By Gabriel Stargardter and Ricardo Brito
RIO DE JANEIRO (Reuters) -Brazil’s graft-fighting ex-judge Sergio Moro on Thursday dropped his presidential bid, narrowing the field in what is shaping up to be a highly polarized October election between far-right President Jair Bolsonaro and his leftist rival Luiz Inacio Lula da Silva.
In a day of political upheaval, with Brazil’s campaign season gathering momentum, Moro left his Podemos party to join the right-wing Union Brazil.
“To enter the new party, I give up, at this moment, the presidential pre-candidacy and I will be a soldier of democracy to recover the dream of a better Brazil,” Moro, who has been polling third, said in a statement posted to his Instagram.
Moro’s exit will raise questions about where the roughly 8% of voters backing him will place their support.
Moro made his name leading the massive ‘Car Wash’ corruption probe that jailed some of Brazil’s political and business elite – including Lula. He then joined Bolsonaro’s government as justice minister, before quitting after falling out with the president.
Moro’s reputation suffered from the fight with Bolsonaro, as well as the Supreme Court’s decision to throw out Lula’s graft convictions for prosecutorial bias.
Those episodes turned Moro into a divisive figure in Brazil, reviled by both the left and right. Although he retains admiration from centrists and anti-corruption advocates, his presidential campaign had struggled.
So, too, has Bolsonaro’s.
The former army captain has lost public support over his handling of the COVID-19 pandemic, and is facing a tough re-election fight. Lula would get 43% of first-round votes, compared with 26% for Bolsonaro, pollster Datafolha reported last week.
The questions on Moro’s future came on a day of other big changes to Brazil’s political landscape.
Bolsonaro on Thursday relieved 10 ministers from duty in a formality that will pave the way for them to run in the elections for seats in Congress and governorships and possibly bolster his campaign.

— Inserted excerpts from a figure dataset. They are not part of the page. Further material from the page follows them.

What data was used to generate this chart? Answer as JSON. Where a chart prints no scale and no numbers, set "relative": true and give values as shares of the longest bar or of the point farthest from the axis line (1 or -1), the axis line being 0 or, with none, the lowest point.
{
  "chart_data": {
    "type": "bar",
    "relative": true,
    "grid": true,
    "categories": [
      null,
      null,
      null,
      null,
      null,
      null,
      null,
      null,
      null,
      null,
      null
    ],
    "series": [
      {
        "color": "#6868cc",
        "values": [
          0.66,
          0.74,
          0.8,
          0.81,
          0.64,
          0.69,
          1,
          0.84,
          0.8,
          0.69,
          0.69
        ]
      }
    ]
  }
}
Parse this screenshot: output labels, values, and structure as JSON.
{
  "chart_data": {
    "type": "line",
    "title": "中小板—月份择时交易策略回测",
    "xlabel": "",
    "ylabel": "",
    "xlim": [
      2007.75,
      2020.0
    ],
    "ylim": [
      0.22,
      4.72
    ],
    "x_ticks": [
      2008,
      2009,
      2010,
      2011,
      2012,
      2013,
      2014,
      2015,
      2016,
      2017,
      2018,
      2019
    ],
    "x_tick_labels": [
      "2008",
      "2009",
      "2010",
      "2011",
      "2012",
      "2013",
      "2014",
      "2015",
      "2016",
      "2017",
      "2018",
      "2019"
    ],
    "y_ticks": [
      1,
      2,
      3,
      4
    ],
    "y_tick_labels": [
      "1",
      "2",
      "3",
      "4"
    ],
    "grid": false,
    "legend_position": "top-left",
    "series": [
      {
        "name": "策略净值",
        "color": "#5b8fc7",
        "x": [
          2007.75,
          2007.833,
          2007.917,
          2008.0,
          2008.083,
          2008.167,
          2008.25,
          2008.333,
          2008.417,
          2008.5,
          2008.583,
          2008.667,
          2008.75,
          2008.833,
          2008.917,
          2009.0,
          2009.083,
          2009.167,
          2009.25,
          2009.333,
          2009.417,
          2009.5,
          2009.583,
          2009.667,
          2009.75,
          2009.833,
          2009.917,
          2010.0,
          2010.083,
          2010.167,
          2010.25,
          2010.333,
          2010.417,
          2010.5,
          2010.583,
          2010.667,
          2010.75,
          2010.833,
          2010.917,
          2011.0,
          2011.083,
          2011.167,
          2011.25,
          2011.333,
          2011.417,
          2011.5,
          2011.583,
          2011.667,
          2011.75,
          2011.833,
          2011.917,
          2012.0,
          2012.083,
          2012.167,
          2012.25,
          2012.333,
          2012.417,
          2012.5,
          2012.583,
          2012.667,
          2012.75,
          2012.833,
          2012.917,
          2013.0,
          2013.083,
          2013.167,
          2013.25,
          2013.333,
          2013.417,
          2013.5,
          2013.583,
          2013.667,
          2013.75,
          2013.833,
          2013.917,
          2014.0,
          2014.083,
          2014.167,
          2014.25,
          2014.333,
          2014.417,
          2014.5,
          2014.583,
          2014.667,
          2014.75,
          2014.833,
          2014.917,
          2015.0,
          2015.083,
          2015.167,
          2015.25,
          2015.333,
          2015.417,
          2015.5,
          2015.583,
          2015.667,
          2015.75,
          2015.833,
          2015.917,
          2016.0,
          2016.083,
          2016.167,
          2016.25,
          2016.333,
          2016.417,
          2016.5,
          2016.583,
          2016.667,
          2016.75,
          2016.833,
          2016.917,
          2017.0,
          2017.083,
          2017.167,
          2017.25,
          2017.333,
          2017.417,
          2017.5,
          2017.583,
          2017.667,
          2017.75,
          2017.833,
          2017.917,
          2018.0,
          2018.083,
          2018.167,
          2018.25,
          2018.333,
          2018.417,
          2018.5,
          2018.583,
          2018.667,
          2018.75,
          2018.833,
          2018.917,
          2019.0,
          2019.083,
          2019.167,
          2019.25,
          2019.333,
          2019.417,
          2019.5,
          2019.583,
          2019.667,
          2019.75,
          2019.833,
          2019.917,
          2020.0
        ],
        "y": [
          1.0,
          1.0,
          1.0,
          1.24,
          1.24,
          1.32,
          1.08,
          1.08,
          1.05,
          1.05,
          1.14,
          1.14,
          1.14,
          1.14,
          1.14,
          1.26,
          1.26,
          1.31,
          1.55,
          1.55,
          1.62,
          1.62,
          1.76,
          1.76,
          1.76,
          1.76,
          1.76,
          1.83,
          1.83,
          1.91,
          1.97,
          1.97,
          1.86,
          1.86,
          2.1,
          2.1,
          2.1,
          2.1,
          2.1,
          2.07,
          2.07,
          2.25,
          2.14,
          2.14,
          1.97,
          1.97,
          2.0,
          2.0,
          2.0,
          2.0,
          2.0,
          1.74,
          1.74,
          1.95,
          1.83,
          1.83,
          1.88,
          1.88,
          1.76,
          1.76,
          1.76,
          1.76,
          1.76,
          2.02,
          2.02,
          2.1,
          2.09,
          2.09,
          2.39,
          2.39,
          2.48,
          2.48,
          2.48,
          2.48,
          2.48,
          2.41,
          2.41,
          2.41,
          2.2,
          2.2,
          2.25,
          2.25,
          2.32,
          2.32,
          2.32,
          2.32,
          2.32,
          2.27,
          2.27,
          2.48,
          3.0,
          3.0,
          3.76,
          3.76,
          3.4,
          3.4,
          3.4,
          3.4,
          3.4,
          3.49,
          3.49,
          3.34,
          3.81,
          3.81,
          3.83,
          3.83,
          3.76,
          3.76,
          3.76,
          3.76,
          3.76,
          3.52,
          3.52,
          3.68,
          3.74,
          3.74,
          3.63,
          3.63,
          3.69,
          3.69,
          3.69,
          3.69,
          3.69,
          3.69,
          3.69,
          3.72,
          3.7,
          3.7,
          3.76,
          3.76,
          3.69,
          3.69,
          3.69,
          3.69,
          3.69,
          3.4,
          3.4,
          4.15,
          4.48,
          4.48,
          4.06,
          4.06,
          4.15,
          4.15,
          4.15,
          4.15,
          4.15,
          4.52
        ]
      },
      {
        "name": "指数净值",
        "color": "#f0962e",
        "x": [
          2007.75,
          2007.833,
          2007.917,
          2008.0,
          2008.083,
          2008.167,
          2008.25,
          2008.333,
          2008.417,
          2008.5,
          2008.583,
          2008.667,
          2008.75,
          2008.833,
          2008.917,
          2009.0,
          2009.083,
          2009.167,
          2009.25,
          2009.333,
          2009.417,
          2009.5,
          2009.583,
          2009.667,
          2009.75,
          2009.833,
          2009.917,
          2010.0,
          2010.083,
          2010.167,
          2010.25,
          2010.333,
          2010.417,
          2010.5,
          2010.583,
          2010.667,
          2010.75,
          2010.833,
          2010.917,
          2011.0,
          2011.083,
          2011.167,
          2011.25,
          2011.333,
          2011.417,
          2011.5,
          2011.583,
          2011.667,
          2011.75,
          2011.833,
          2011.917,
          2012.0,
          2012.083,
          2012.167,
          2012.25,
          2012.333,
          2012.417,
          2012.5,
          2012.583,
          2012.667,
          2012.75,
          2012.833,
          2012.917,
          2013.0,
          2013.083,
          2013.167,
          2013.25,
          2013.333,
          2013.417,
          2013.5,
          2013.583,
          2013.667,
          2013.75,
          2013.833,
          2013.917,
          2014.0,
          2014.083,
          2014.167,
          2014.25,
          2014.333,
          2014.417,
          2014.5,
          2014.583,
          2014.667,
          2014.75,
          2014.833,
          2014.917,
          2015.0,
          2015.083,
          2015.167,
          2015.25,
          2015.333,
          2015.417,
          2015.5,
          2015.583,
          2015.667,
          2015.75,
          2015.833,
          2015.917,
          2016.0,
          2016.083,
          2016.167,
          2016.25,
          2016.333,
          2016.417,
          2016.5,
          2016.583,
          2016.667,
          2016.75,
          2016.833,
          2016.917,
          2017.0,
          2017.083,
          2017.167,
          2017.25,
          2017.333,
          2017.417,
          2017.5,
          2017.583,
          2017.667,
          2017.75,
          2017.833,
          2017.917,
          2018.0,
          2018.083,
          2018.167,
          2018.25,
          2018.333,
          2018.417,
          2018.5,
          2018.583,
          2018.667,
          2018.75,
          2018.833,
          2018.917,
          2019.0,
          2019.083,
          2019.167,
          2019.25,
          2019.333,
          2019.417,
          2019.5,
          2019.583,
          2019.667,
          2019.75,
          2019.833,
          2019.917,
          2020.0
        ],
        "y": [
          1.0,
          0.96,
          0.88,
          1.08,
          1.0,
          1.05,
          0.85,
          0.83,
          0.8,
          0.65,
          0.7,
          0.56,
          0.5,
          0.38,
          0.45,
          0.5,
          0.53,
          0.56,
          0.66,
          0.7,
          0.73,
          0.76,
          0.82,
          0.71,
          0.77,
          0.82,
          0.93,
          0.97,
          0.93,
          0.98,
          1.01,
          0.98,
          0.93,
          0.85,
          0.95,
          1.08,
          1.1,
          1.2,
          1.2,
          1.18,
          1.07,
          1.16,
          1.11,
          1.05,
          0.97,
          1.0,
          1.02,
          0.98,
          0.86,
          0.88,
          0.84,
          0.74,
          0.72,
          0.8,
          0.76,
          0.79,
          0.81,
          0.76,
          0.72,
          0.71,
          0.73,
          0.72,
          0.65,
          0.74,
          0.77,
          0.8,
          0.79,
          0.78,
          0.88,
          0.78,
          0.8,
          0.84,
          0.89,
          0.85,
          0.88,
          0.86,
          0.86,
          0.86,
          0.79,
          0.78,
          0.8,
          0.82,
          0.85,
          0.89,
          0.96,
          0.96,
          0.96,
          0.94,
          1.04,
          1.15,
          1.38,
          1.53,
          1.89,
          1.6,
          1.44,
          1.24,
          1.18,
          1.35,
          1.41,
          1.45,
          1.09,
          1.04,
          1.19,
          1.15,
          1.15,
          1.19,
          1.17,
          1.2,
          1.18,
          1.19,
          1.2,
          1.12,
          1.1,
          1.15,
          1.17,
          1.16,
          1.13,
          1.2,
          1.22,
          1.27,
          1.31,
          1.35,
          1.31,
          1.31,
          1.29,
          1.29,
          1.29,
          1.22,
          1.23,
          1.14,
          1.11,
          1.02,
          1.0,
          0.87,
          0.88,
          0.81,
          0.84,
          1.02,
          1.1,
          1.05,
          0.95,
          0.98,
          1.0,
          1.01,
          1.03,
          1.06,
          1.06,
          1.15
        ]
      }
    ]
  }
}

The outgoing ministers include high profile names such as Agriculture Minister Tereza Cristina Dias, Infrastructure Minister Tarcisio Freitas and Defense Minister Walter Braga Netto, who is widely expected to run as Bolsonaro’s vice president.
Current Vice President Hamilton Mourao is planning to run for a Senate seat.
Bolsonaro is betting the ex-ministers can drum up regional support and revitalize his campaign, which faces headwinds from high inflation, especially for fuel and food.
Their departures are part of a larger game of musical chairs in Brazil. Many of the country’s leading political figures are obliged by electoral law to make crucial decisions now about their own electoral aspirations in October.
Sao Paulo Governor Joao Doria, who leads Brazil’s most populous and richest state, said he was maintaining his presidential bid for the centrist Brazilian Social Democratic Party that has not gained steam.
Earlier on Thursday, Sao Paulo newspapers reported that he was about to announce his withdrawal from a race in which he has trailed the main candidates.
But Doria said in a speech he was stepping down as governor, handing over to his deputy Rodrigo Garcia and would run for president to offer an alternative to Lula and Bolsonaro.
“We are going to defeat populism and corruption,” he said.